Topological Data Analysis: A Framework for Machine Learning

Machine learning is a collection of techniques for understanding data, including methods for visualization, prediction, classification and other tasks relevant for making sense of data. 

The visualization techniques come under the heading of scatterplot methods, where one produces projections of the data points on two or sometimes three dimensions, and then plots the projections on these coordinates in the usual way. The projection techniques include principal component analysis, multidimensional scaling, and projection pursuit.

Topological Data Analysis (TDA), on the other hand, represents data using topological networks. A topological network represents data by grouping similar data points into nodes, and connecting those nodes by an edge if the corresponding collections have a data point in common.  Because each node represents multiple data points, the network gives a compressed version of extremely high dimensional data.

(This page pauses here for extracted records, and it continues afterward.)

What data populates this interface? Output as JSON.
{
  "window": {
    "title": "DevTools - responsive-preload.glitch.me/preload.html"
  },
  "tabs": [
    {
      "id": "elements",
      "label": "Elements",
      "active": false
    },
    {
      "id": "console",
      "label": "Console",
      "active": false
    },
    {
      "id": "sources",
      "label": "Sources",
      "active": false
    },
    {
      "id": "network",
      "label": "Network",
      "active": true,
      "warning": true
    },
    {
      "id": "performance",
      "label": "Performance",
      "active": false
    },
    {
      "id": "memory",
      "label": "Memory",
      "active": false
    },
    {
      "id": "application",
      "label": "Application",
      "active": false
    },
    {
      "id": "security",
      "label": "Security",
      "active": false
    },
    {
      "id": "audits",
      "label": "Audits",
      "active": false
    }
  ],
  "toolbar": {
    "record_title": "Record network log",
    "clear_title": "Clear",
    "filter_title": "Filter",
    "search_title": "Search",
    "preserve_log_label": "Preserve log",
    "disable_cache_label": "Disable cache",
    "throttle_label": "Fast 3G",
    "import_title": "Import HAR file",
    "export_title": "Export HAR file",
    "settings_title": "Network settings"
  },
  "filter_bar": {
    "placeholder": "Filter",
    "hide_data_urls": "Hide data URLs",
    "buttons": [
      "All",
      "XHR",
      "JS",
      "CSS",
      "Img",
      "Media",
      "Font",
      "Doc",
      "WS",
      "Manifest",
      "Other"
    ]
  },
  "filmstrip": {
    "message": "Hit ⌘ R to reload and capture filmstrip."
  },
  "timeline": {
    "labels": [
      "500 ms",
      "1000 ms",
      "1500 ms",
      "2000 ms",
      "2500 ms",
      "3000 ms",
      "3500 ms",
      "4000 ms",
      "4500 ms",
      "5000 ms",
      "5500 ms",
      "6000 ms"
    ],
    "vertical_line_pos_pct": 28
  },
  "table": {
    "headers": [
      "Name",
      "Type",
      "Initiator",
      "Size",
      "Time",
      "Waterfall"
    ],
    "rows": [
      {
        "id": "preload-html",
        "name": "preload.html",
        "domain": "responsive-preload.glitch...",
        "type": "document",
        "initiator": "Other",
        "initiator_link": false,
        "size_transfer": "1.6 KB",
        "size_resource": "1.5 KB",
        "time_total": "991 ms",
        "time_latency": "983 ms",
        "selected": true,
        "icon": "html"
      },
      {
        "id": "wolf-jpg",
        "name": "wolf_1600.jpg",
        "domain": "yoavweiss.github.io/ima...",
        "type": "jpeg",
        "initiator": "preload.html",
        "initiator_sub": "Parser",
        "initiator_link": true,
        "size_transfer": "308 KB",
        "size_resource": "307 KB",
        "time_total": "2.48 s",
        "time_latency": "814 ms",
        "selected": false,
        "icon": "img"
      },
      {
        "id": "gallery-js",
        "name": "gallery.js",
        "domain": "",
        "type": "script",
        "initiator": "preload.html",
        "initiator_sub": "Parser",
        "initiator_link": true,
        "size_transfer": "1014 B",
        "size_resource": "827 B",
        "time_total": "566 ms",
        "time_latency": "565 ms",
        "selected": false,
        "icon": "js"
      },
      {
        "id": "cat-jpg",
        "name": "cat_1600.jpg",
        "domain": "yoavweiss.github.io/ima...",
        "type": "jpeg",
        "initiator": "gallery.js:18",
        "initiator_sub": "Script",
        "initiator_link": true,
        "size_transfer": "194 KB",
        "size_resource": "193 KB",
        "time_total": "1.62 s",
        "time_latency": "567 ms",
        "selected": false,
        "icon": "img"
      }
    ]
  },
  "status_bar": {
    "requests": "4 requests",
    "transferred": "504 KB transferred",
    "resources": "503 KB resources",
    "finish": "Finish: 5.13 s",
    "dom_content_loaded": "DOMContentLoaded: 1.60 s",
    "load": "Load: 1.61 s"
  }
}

Many network representations do not afford this compression, and so produce a complex network that can be difficult to interpret. What is interesting is that the topological network can be constructed off of the results of machine learning techniques, and can therefore produce a representation of the scatterplot that is easier to understand and interact with, in addition it often provides more resolution of the data.  Topological networks allow individuals to easily interrogate machine learning outputs in a way that highlights high value segments of the data. 

3 pictures copy

Above, you will see a scatterplot on the left, in the middle a network representation in which each node corresponds to a data point, and on the right a topological network in which each node is a collection of data points.

Cluster analysis is another class of techniques within machine learning.  In cluster analysis, the goal is to divide a data set up into disjoint groups that have some distinct defining properties, or conceptual coherence.  When data sets naturally break into such distinct groups, as in the case below, this family of techniques works quite well at finding such a decomposition.  

point cloud

In other situations, though, such as the data set below, they will not. However, using TDA you are able to form groups of data points, but retain information which will allow us to connect the groups to indicate which ones contain points which are close the points in another cluster.  

chart loop

So, a topological network representation of the data set above would look as follows. 

loop

Note that it accurately captures the “loopy” characteristic of the data set, a property which could not even be expressed within clustering theory.  This loopy behavior in this case represents periodic behavior in the data set, which is an important characteristic to know about.  This is what is meant by the statement “shape has meaning”.  

Topological Data Analysis can be used as a framework in conjunction with machine learning to understand the “shape” of complex data sets, and which can also be used to study data where the elements themselves encode geometry, such as in images and organic compounds.